Even so, the early primary results suggest the money carries weight. Candidates supported by one side or the other have largely prevailed. In New York’s 12th District the heavy spending against Bores elevated his profile but still contributed to his defeat. Public First Action later claimed the attack “backfired” and helped a more regulation-friendly candidate in a neighboring race.
The dueling PACs have clashed directly in several contests. They traded accusations in interviews and spent on opposite sides of the same Manhattan primary. Such proxy battles reflect deeper tensions between OpenAI-aligned accelerationists and Anthropic’s more cautious approach. Dario Amodei, Anthropic’s chief executive, has warned that AI could “test us as a species.” Greg Brockman’s camp appears more focused on rapid deployment under light federal oversight.
Congress shows signs of movement. Bills on AI safety, copyright, deepfakes and compute governance circulate on both sides of the aisle. Few expect final passage this year. The real work will begin in the next session. By then the new class of lawmakers will include dozens who owe their seats, at least in part, to checks written in Silicon Valley.
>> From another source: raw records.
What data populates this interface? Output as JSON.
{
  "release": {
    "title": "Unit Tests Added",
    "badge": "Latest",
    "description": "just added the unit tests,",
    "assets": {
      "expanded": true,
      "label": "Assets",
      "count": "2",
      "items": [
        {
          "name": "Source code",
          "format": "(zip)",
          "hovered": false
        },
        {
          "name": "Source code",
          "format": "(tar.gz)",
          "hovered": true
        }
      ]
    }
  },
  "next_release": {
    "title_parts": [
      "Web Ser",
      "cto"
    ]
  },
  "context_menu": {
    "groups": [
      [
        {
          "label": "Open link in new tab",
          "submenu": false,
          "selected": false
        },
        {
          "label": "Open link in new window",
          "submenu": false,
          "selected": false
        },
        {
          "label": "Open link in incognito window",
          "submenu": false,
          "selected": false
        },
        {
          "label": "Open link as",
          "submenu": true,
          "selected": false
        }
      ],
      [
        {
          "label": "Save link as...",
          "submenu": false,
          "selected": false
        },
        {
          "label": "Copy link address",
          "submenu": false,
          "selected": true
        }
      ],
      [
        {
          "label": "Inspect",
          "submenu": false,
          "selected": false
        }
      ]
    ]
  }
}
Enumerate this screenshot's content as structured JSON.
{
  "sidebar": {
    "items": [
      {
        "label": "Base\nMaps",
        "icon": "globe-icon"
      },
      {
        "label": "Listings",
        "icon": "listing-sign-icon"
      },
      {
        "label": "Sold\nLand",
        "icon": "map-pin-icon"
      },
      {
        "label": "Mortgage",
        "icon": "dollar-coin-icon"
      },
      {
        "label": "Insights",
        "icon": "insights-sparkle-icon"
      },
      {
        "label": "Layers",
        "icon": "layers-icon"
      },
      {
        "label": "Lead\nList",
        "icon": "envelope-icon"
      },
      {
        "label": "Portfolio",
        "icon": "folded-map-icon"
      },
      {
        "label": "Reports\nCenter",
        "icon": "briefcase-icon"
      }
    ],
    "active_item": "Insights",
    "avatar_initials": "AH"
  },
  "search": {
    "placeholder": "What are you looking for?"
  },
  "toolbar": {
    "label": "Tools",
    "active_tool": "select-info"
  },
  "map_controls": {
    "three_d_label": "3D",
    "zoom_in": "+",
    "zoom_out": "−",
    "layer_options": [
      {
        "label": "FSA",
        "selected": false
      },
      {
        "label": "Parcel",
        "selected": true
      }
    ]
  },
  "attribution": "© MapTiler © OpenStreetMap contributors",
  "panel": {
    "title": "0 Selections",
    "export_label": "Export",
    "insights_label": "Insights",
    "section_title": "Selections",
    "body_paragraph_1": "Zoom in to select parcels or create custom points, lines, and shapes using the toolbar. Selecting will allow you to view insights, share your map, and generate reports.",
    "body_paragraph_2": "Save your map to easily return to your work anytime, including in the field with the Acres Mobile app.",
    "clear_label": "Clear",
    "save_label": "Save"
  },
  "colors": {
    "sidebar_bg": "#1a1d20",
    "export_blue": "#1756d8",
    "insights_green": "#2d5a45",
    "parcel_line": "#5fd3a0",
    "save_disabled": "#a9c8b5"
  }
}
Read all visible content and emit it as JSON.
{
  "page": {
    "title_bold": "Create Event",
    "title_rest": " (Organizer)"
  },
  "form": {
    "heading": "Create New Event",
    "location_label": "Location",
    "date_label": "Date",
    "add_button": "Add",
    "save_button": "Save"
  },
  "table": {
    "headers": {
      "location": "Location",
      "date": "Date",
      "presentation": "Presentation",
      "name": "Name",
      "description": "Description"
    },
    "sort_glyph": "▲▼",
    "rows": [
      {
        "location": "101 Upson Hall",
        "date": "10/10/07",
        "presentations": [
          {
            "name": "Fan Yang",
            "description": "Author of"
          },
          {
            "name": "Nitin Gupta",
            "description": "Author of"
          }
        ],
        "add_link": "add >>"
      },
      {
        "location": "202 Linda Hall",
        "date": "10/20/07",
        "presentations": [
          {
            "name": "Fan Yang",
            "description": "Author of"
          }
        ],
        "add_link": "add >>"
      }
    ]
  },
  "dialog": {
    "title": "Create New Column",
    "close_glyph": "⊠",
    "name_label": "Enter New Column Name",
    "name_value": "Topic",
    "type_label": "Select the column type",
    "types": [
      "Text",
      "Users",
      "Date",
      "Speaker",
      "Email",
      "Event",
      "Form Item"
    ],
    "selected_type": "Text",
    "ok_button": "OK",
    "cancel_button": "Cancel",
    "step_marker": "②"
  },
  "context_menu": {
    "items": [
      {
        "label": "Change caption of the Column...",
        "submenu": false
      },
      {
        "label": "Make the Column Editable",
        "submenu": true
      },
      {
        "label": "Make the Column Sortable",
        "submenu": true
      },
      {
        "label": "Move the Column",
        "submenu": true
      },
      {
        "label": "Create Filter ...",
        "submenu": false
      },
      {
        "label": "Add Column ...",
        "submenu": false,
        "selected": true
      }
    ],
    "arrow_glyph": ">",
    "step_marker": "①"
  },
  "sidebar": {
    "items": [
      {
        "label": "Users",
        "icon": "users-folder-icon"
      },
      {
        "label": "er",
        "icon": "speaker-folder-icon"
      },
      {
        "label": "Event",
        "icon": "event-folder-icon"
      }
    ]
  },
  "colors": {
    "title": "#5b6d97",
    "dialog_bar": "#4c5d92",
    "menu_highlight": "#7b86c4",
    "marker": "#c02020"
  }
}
Whether those obligations translate into favorable statute remains uncertain. History offers mixed lessons. Tobacco, pharmaceuticals and fossil fuels all spent heavily to shape regulation. Sometimes they delayed rules for years. Other times public backlash forced tighter controls. The AI industry now bets it can thread the needle, securing national rules strong enough to preempt states yet flexible enough to let American firms outpace global rivals.
The sums involved make the wager credible. More than $200 million. Dozens of races. Two competing visions of what responsible oversight should look like. And a technology advancing faster than lawmakers can debate. The 2026 midterms will not settle the future of AI. They will, however, determine who sits at the table when the serious drafting begins.